GENERATING THE WORLD’S LOWEST MAGMATIC ZIRCON δ18O: MELTING OF INTENSELY HYDROTHERMALLY ALTERED SOURCES AT AUSTURHORN INTRUSIVE COMPLEX, SE ICELAND
Oxygen isotopic analyses of zircon and primary quartz, feldspar, and pyroxene from samples representing the range of compositions in the MFCZ, from gabbros to high-silica granophyres (HSG), reveal extreme oxygen variability but small mineral-mineral fractionation, consistent with a hydrothermal-magmatic transition (>600°C). In most samples, individual zircon δ18O falls between +2.5 and +4.5 ‰. These values suggest major contributions from hydrothermally (meteoric)-altered crust in generating parental silicic magmas. A subset (~15%) of in situ zircon analyses, all from HSG, preserve lower values (to -14.6 ‰, the lowest δ18O yet measured in magmatic zircon). Major minerals and bulk HSG also display low and variable δ18O (e.g. +6 to -3 ‰ in quartz), supporting magmatic origin for the lower δ18O zircons. We interpret zircon δ18O diversity and greater homogeneity of major minerals and whole-rocks to indicate construction of the intrusion from multiple, isotopically diverse magma increments.

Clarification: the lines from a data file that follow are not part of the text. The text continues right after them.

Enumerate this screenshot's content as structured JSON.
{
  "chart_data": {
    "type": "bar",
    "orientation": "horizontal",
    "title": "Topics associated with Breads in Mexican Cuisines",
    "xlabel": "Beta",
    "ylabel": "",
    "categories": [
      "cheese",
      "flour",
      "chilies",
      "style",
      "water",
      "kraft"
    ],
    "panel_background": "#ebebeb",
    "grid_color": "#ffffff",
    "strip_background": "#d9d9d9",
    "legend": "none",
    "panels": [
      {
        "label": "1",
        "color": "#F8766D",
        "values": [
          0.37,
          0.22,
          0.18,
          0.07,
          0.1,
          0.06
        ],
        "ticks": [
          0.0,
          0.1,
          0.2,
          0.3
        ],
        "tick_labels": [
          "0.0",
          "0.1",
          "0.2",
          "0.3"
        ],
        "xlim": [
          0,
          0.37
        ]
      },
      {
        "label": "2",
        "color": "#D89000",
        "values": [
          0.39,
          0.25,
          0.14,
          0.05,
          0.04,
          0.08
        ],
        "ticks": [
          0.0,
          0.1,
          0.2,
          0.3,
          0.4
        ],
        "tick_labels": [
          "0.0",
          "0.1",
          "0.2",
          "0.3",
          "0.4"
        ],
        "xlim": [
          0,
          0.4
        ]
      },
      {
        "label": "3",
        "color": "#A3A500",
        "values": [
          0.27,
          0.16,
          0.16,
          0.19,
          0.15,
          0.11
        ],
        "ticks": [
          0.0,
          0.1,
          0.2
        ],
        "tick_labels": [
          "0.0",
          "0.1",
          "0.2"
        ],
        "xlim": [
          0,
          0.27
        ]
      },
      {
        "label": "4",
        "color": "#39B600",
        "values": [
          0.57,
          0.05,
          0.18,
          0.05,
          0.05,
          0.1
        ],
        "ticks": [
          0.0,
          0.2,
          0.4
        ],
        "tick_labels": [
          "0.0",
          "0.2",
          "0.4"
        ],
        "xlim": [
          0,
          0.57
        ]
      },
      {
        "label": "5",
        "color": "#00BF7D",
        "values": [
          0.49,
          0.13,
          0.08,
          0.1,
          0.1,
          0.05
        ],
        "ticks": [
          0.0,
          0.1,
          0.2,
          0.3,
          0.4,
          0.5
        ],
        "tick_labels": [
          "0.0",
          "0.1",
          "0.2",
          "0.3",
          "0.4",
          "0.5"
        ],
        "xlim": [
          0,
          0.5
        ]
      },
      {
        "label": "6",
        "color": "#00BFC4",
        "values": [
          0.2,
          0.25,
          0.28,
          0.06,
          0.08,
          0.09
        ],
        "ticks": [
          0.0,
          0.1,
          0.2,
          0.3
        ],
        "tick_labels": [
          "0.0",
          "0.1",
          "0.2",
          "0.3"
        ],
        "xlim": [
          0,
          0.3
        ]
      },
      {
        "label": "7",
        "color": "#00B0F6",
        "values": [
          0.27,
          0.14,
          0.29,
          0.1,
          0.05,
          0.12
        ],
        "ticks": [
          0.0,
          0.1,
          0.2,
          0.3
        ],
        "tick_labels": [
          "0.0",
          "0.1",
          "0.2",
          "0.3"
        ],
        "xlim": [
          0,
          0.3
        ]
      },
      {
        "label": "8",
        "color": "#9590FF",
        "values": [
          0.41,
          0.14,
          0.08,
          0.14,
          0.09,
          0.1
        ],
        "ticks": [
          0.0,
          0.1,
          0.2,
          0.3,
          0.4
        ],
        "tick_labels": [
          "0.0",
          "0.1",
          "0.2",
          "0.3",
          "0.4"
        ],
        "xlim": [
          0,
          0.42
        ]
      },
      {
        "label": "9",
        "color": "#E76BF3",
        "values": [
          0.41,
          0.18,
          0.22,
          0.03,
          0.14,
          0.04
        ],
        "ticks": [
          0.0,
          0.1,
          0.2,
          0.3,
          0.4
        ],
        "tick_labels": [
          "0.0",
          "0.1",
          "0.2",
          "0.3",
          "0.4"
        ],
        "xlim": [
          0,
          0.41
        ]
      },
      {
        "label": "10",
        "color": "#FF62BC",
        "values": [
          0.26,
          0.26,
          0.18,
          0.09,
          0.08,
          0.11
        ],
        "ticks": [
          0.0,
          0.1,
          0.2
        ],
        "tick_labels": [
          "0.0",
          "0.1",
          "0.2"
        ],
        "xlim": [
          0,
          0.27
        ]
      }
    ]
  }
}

The HSG with the lowest magmatic δ18O zircon values comprise nearly pure granophyric quartz and feldspar (+ zircon). They are exposed near the highest structural level of the MFCZ as thin felsic dikes and pods that magmatically interacted and mingled with less silicic granophyres. We interpret these to represent batches of small volume melts generated by pure melting of intensely altered crust that underwent nearly complete (large water/rock ratio), high-T exchange with ~-13‰ hydrothermal meteoric water.
Heterogeneity in δ18O in zircon and major minerals is consistent with field relationships and U-Pb geochronology at Austurhorn, suggesting that sustained melting activity, as a consequence of continuous mafic recharge, was the primary mechanism in the generation and accumulation of silicic magmas throughout the lifetime of the Austurhorn system. Diverse δ18O in zircons and other minerals provide important insights into magmatic-hydrothermal transition zones as well as physical mechanisms of shallow magma petrogenesis by amalgamation of diverse melts.